Kettlebell Exercises For Abs

Farmers & Suitcase Carries – Held at side

Your side abs, or obliques get quite the workout in farmer’s or suitcase carries. The suitcase carry involves walking with 1 kettlebell on one side while trying to prevent the kettlebell and gravity itself from pulling you over. Stand straight up tall and walk. Don’t fall down to the side of the kettlebell. Keep upright, looking forward, and walk. Shoulder blades down and back, keeping the shoulder away from the ear. This will strengthen the opposite side ab that is now keeping you upright, as well as work the total core as you walk in an upright plank motion. [this is a total body exercise from feet to head, but is traditionally described as a “core” exercise. You will get some bicep / tricep action.]

The farmer’s carry is the 2 hand variation. One kettlebell in each hand. You will experience the same wanting to fall to one side as you take a step, but it’s slightly less pronounced as both sides are weighted.

Overhead Carry

This is the same idea but you’re holding the bell overhead. 2 grip variations, your hand through the horn with the bell pressed against your forearm, or holding the horn so the bottom of the kettlebell is pointed towards the ceiling (known as a “bottoms up” hold.) Keep the shoulder packed (and down / back) while you walk. Same idea here, you’re getting an ab workout but you’re also taxing those shoulders and lats just a bit more than you would with the suitcase carry. Try this if you’re bored with the suitcase carry and want a challenge, but don’t start with this. [Your triceps will also get a workout keeping the arm up.]

Racked Carry

Similar idea to the above two, only this time you need to clean the kettlebells up to a racked position. You can also cheater clean to get 1 side up and do more of a suitcase carry than a farmer’s carry. For a cheater clean you would place the hand you want to lift to down first on the bell, then put your other hand on top, swing the bell between your legs and catch it up around chest level. The horn of the bell would be turned so you’re grabbing in the middle of the horn with your hands. [I realize this is hard to visualize, I’ve got a video of how to do this filmed somewhere, I believe it’s included in Push Ups and Pizza and if not it will be.]

Plank Kettlebell Drags

The sandbag community was big on doing these. Get into a straight arm plank position with the bell slightly off to your side (but grabbible.) Pick it up and place it down on the other side, rinse, and repeat.

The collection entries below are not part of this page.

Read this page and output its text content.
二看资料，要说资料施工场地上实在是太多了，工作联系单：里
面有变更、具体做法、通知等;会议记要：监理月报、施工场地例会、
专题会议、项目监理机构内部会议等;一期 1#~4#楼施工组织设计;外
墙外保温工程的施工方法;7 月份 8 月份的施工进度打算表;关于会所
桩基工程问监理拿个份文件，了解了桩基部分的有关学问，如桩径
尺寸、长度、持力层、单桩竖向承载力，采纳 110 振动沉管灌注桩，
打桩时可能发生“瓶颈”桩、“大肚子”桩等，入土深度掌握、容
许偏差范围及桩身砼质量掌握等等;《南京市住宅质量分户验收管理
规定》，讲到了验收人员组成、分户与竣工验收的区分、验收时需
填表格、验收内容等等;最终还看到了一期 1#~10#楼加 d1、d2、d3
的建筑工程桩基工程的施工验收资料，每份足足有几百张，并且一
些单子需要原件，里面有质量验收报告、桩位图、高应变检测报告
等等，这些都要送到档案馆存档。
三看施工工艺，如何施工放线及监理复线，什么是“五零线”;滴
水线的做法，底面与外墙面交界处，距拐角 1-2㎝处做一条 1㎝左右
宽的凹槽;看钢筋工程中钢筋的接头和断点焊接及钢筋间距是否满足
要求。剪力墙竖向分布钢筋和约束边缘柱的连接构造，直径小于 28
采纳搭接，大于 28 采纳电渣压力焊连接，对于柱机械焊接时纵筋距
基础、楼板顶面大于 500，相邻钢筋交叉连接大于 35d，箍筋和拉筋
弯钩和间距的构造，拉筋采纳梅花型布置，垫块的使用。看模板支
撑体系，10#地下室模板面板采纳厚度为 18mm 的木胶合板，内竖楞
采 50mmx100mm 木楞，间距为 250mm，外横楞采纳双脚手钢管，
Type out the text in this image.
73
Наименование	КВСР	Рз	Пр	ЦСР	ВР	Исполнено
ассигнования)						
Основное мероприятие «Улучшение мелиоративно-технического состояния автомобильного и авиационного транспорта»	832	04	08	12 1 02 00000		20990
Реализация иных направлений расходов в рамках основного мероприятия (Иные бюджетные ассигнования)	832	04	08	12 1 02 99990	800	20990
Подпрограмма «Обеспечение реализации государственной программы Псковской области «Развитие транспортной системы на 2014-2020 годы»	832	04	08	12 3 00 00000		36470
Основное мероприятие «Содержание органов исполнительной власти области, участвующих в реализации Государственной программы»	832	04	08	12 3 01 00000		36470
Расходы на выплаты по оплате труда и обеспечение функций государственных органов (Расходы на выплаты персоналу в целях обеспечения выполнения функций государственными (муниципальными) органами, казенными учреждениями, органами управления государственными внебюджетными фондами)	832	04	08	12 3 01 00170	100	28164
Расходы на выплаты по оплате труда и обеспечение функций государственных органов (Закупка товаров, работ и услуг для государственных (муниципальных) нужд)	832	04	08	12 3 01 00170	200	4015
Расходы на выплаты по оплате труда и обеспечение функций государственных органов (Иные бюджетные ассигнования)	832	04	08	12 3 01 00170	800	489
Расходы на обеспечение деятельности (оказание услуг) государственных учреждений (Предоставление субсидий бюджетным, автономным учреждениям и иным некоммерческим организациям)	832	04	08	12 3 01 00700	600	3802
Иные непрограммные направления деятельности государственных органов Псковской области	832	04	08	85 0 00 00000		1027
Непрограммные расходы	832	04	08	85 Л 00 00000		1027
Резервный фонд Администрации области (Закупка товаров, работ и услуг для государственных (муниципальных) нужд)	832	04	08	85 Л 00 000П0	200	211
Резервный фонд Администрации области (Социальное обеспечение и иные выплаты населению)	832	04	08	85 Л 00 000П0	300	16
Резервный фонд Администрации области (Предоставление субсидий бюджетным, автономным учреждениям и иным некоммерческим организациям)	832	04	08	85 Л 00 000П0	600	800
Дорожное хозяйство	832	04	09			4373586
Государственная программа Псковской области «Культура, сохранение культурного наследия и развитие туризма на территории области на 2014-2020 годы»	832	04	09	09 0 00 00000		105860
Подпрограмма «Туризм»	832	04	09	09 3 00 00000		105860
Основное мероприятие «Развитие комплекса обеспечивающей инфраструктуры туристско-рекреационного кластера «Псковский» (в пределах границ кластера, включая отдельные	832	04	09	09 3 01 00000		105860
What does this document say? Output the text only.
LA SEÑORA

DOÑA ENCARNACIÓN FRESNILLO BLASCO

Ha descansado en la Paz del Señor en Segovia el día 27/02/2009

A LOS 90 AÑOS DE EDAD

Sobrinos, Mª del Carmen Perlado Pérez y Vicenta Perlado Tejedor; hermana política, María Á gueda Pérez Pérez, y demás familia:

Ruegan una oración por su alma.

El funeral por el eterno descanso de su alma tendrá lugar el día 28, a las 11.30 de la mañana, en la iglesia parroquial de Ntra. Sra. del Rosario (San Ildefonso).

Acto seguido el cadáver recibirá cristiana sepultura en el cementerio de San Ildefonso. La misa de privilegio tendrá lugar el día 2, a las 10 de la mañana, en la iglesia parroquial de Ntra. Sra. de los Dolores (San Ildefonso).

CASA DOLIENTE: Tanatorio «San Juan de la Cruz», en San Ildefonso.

 Kettlebell Exercises for Arms

“Arms” is a fairly generic term. Technically the forearm is part of the arm so I guess I should include something for that too. I was originally thinking bicep / tricep.

Bottoms Up Holds

I typically use this for both grip and oblique work, but it also taxes the forearm like crazy. You hold the bell in the middle of the horn and have the bottom of the kettlebell face up towards the ceiling. This can be progressed into a walk (you’ll either be in a rack like position or overhead) or into a press (which also works the arms and is coming next.) Squeeze your non working hand (if doing this with 1 bell) to keep the body tight and active.

Overhead Press

My preference is towards the strict press as you’re activating more of the upper body muscles without an assist from the bounce you get from the push press. You’re technically working shoulders and arms in both, but it’s less shoulder and arm with a push press than a strict press. The bell will be pressed up overhead from the racked position. As stated above, the bell can be held in a traditional racked position (either cleaned or cheater cleaned into position) or in a bottoms up position. Do your damnest to keep the wrist straight and neutral while pressing.

Push Ups on the Kettlebell Horns / Rows on Kettlebell Horns / Push Up to Row

Both the push up and the renegade row are going to give you an arm workout as well as an ab workout as you maintain your plank. Get 2 bells you can balance on (or one with the other arm on the ground) and keep your wrists straight as you perform slightly inclined push ups on the bells. At the top of the push up you can incorporate in a row (alternating sides) while doing your best to prevent your body from rotating. The anti-rotational aspect of this row is where even more core stability work comes into play.

This is also a good forearm / wrist exercise as you need to keep everything straight while rowing and pushing.